O artigo 2º da Lei de
Introdução ao Código Civil – LICC prescreve que “A lei posterior revoga a
anterior quando expressamente o declare, quando seja com ela incompatível ou
quando regule inteiramente a matéria de que tratava a lei anterior”. Portanto,
revogação tácita ou indireta, embora não expressamente estabelecida pela nova
lei.
Mesmo
se tratando de lei especial, a incompatibilidade consiste na verificação
do conflito residente entre o artigo 16 da Lei nº 6.830, de 22 de setembro de
1980 e o disposto no artigo 914 da Lei nº 13.105, de 16 de março
de 2015, prevalecendo este último na medida em que compatível com o texto
constitucional: lex posterior derogat priori, considerando que “aos
litigantes, em processo judicial ou administrativo, e aos acusados em geral são
assegurados o contraditório e ampla defesa, com os meios e recursos a ela
inerentes” de que trata o inciso LV do artigo 5º da Constituição
Federal de 1988.
Não há
necessidade de garantir execuções fiscais, porque, o sujeito em débito para com
a Fazenda Pública já fica impossibilitado de dispor de seus bens simplesmente
por não conseguir a devida “CND – Certidão Negativa de Débitos”.
No nosso entendimento, a
ampla defesa é garantia constitucional elevada à categoria de cláusula pétrea e
qualquer restrição a ela representa reduzir a ampla defesa em uma “defesa
menos ampla”, em manifesta inconstitucionalidade, portanto, não teria
sido recepcionada pela Carta Magna o § 1º do artigo 16 da Lei nº 6.830, de 22 de
setembro de 1980, porque, toda restrição objetivando cercear o
direito de contestação do pagador de impostos, exterioriza indiscutível
atentado à cidadania e vocação totalitária.
[1] Junior,
Humberto Theodoro – Novo CPC Fundamentos e Sistematização – Rio de Janeiro –
Forense – 2015.
[2] Ver artigo 914, § 1º da Lei nº 13.105, de 16 de março
de 2015 Novo CPC.
[3] Terminologia
jurídica que indica condições técnicas para a proteção da parte mais fraca na
relação da preponderância do mais forte.

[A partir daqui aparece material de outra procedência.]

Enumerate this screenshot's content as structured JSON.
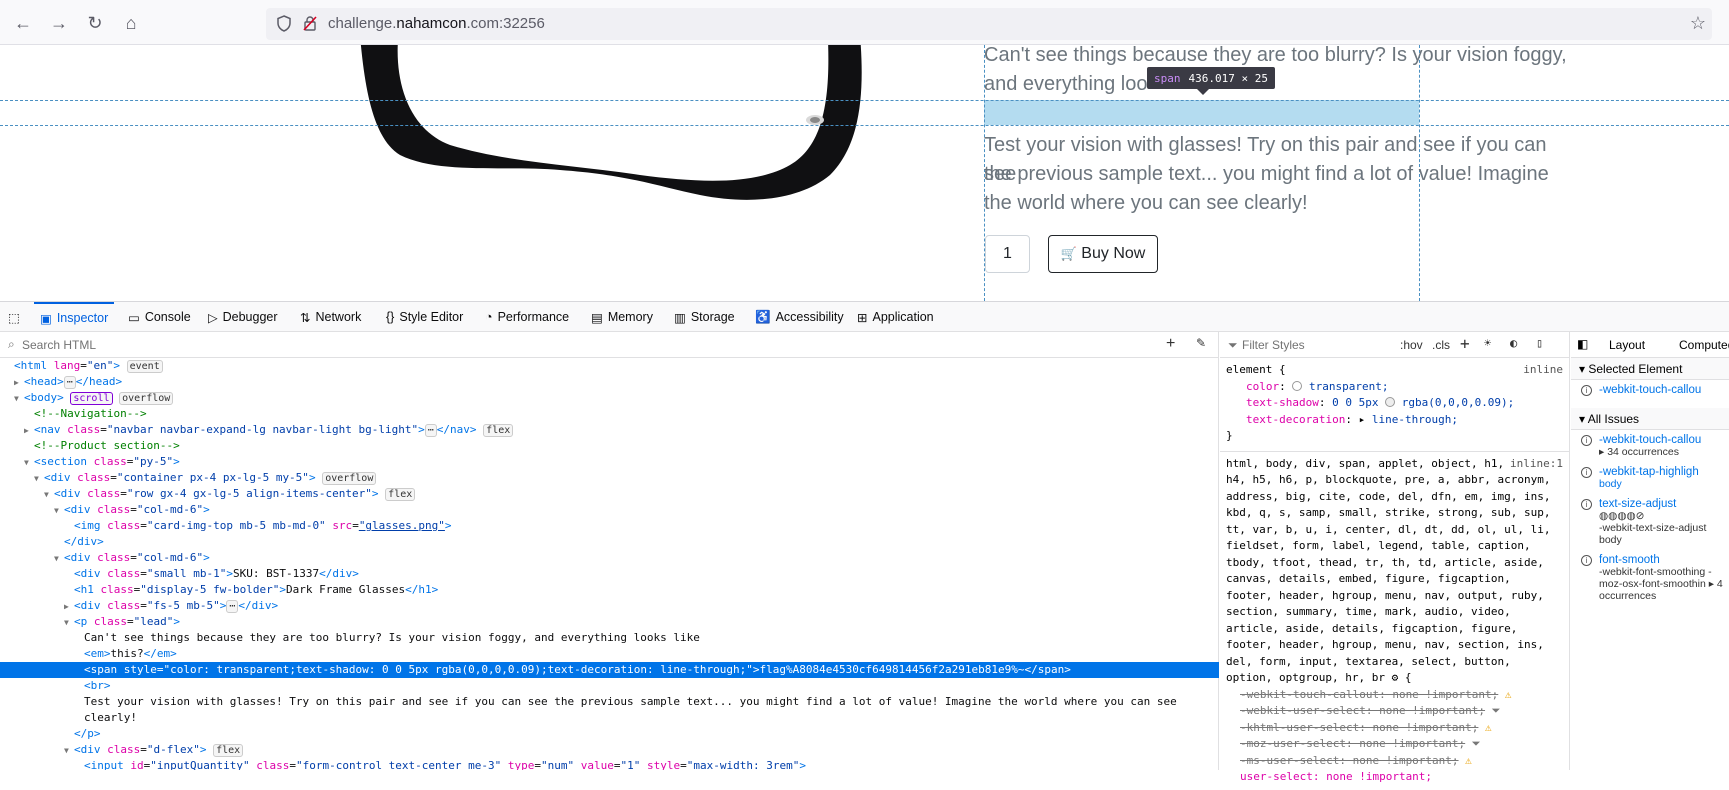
{
  "browser": {
    "url_prefix": "challenge.",
    "url_host": "nahamcon",
    "url_suffix": ".com:32256"
  },
  "page": {
    "lead_line1": "Can't see things because they are too blurry? Is your vision foggy,",
    "lead_line2": "and everything loo",
    "para2_line1": "Test your vision with glasses! Try on this pair and see if you can see",
    "para2_line2": "the previous sample text... you might find a lot of value! Imagine",
    "para2_line3": "the world where you can see clearly!",
    "quantity": "1",
    "buy_label": "Buy Now",
    "tooltip_tag": "span",
    "tooltip_size": "436.017 × 25"
  },
  "devtools": {
    "tabs": [
      "Inspector",
      "Console",
      "Debugger",
      "Network",
      "Style Editor",
      "Performance",
      "Memory",
      "Storage",
      "Accessibility",
      "Application"
    ],
    "search_placeholder": "Search HTML",
    "filter_placeholder": "Filter Styles",
    "hov": ":hov",
    "cls": ".cls",
    "side_tabs": [
      "Layout",
      "Computed"
    ],
    "tree": [
      {
        "indent": 0,
        "html": "<span class='t'>&lt;html</span> <span class='an'>lang</span>=<span class='av'>\"en\"</span><span class='t'>&gt;</span> <span class='badge'>event</span>"
      },
      {
        "indent": 1,
        "tw": "▶",
        "html": "<span class='t'>&lt;head&gt;</span><span class='badge'>⋯</span><span class='t'>&lt;/head&gt;</span>"
      },
      {
        "indent": 1,
        "tw": "▼",
        "html": "<span class='t'>&lt;body&gt;</span> <span class='badge' style='color:#8000d7;border-color:#8000d7'>scroll</span> <span class='badge'>overflow</span>"
      },
      {
        "indent": 2,
        "html": "<span class='cm'>&lt;!--Navigation--&gt;</span>"
      },
      {
        "indent": 2,
        "tw": "▶",
        "html": "<span class='t'>&lt;nav</span> <span class='an'>class</span>=<span class='av'>\"navbar navbar-expand-lg navbar-light bg-light\"</span><span class='t'>&gt;</span><span class='badge'>⋯</span><span class='t'>&lt;/nav&gt;</span> <span class='badge'>flex</span>"
      },
      {
        "indent": 2,
        "html": "<span class='cm'>&lt;!--Product section--&gt;</span>"
      },
      {
        "indent": 2,
        "tw": "▼",
        "html": "<span class='t'>&lt;section</span> <span class='an'>class</span>=<span class='av'>\"py-5\"</span><span class='t'>&gt;</span>"
      },
      {
        "indent": 3,
        "tw": "▼",
        "html": "<span class='t'>&lt;div</span> <span class='an'>class</span>=<span class='av'>\"container px-4 px-lg-5 my-5\"</span><span class='t'>&gt;</span> <span class='badge'>overflow</span>"
      },
      {
        "indent": 4,
        "tw": "▼",
        "html": "<span class='t'>&lt;div</span> <span class='an'>class</span>=<span class='av'>\"row gx-4 gx-lg-5 align-items-center\"</span><span class='t'>&gt;</span> <span class='badge'>flex</span>"
      },
      {
        "indent": 5,
        "tw": "▼",
        "html": "<span class='t'>&lt;div</span> <span class='an'>class</span>=<span class='av'>\"col-md-6\"</span><span class='t'>&gt;</span>"
      },
      {
        "indent": 6,
        "html": "<span class='t'>&lt;img</span> <span class='an'>class</span>=<span class='av'>\"card-img-top mb-5 mb-md-0\"</span> <span class='an'>src</span>=<span class='av' style='text-decoration:underline'>\"glasses.png\"</span><span class='t'>&gt;</span>"
      },
      {
        "indent": 5,
        "html": "<span class='t'>&lt;/div&gt;</span>"
      },
      {
        "indent": 5,
        "tw": "▼",
        "html": "<span class='t'>&lt;div</span> <span class='an'>class</span>=<span class='av'>\"col-md-6\"</span><span class='t'>&gt;</span>"
      },
      {
        "indent": 6,
        "html": "<span class='t'>&lt;div</span> <span class='an'>class</span>=<span class='av'>\"small mb-1\"</span><span class='t'>&gt;</span>SKU: BST-1337<span class='t'>&lt;/div&gt;</span>"
      },
      {
        "indent": 6,
        "html": "<span class='t'>&lt;h1</span> <span class='an'>class</span>=<span class='av'>\"display-5 fw-bolder\"</span><span class='t'>&gt;</span>Dark Frame Glasses<span class='t'>&lt;/h1&gt;</span>"
      },
      {
        "indent": 6,
        "tw": "▶",
        "html": "<span class='t'>&lt;div</span> <span class='an'>class</span>=<span class='av'>\"fs-5 mb-5\"</span><span class='t'>&gt;</span><span class='badge'>⋯</span><span class='t'>&lt;/div&gt;</span>"
      },
      {
        "indent": 6,
        "tw": "▼",
        "html": "<span class='t'>&lt;p</span> <span class='an'>class</span>=<span class='av'>\"lead\"</span><span class='t'>&gt;</span>"
      },
      {
        "indent": 7,
        "html": "Can't see things because they are too blurry? Is your vision foggy, and everything looks like"
      },
      {
        "indent": 7,
        "html": "<span class='t'>&lt;em&gt;</span>this?<span class='t'>&lt;/em&gt;</span>"
      },
      {
        "indent": 7,
        "sel": true,
        "html": "<span class='t'>&lt;span</span> <span class='an'>style</span>=<span class='av'>\"color: transparent;text-shadow: 0 0 5px rgba(0,0,0,0.09);text-decoration: line-through;\"</span><span class='t'>&gt;</span>flag%A8084e4530cf649814456f2a291eb81e9%~<span class='t'>&lt;/span&gt;</span>"
      },
      {
        "indent": 7,
        "html": "<span class='t'>&lt;br&gt;</span>"
      },
      {
        "indent": 7,
        "html": "Test your vision with glasses! Try on this pair and see if you can see the previous sample text... you might find a lot of value! Imagine the world where you can see"
      },
      {
        "indent": 7,
        "html": "clearly!"
      },
      {
        "indent": 6,
        "html": "<span class='t'>&lt;/p&gt;</span>"
      },
      {
        "indent": 6,
        "tw": "▼",
        "html": "<span class='t'>&lt;div</span> <span class='an'>class</span>=<span class='av'>\"d-flex\"</span><span class='t'>&gt;</span> <span class='badge'>flex</span>"
      },
      {
        "indent": 7,
        "html": "<span class='t'>&lt;input</span> <span class='an'>id</span>=<span class='av'>\"inputQuantity\"</span> <span class='an'>class</span>=<span class='av'>\"form-control text-center me-3\"</span> <span class='an'>type</span>=<span class='av'>\"num\"</span> <span class='an'>value</span>=<span class='av'>\"1\"</span> <span class='an'>style</span>=<span class='av'>\"max-width: 3rem\"</span><span class='t'>&gt;</span>"
      }
    ],
    "rules": {
      "element_selector": "element {",
      "inline": "inline",
      "decls": [
        {
          "name": "color",
          "value": "transparent;"
        },
        {
          "name": "text-shadow",
          "value": "0 0 5px rgba(0,0,0,0.09);"
        },
        {
          "name": "text-decoration",
          "value": "line-through;"
        }
      ],
      "close": "}",
      "selector_list": "html, body, div, span, applet, object, h1, h2, h3, h4, h5, h6, p, blockquote, pre, a, abbr, acronym, address, big, cite, code, del, dfn, em, img, ins, kbd, q, s, samp, small, strike, strong, sub, sup, tt, var, b, u, i, center, dl, dt, dd, ol, ul, li, fieldset, form, label, legend, table, caption, tbody, tfoot, thead, tr, th, td, article, aside, canvas, details, embed, figure, figcaption, footer, header, hgroup, menu, nav, output, ruby, section, summary, time, mark, audio, video, article, aside, details, figcaption, figure, footer, header, hgroup, menu, nav, section, ins, del, form, input, textarea, select, button, option, optgroup, hr, br",
      "selector_source": "inline:1",
      "struck": [
        "-webkit-touch-callout: none !important;",
        "-webkit-user-select: none !important;",
        "-khtml-user-select: none !important;",
        "-moz-user-select: none !important;",
        "-ms-user-select: none !important;"
      ],
      "last": "user-select: none !important;"
    },
    "side": {
      "selected_element": "Selected Element",
      "all_issues": "All Issues",
      "issues": [
        {
          "name": "-webkit-touch-callou",
          "sub": ""
        },
        {
          "name": "-webkit-touch-callou",
          "sub": "▸ 34 occurrences"
        },
        {
          "name": "-webkit-tap-highligh",
          "sub": "body"
        },
        {
          "name": "text-size-adjust",
          "sub": "-webkit-text-size-adjust body"
        },
        {
          "name": "font-smooth",
          "sub": "-webkit-font-smoothing -moz-osx-font-smoothin ▸ 4 occurrences"
        }
      ]
    }
  }
}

Normalmente aplicada em face do
consumidor, mas, que também podem ser aplicadas em outras áreas.
[4] “No Brasil utiliza-se o substantivo ‘contribuinte’
para designar o pagador de impostos (arpinis
purgantibus no Latim), enquanto o sujeito passivo recolhe o imposto por
imposição do Estado e não por ‘contribuição’. Nos EUA utiliza-se o substantivo
‘taxpayer’ que significa ‘pagador de
impostos’ que vai mais além, trata-se do cidadão detentor de direitos que
financia a máquina pública e, não está contribuindo, mas, arcando com os custos
do Estado”. Freitas, Rinaldo Maciel – Regulamento do IPI – Imposto
sobre Produtos Industrializados Anotado e Comentado – MP Editora – 2008.
[5] Maquiavel, Nicolo – O Príncipe – Trata-se
de um dos tratados políticos mais fundamentais elaborados pelo pensamento
humano, e que tem papel crucial na construção do conceito de Estado como
modernamente conhecemos. No mesmo estilo do Institutio Principis Christiani
de Erasmo de Roterdã: descreve as maneiras de conduzir-se nos
negócios públicos internos e externos, e fundamentalmente, como conquistar e
manter um principado.
[6] Figueiredo, Sálvio – STJ – Superior Tribunal
de Justiça – Recurso Especial – REsp nº 180.734.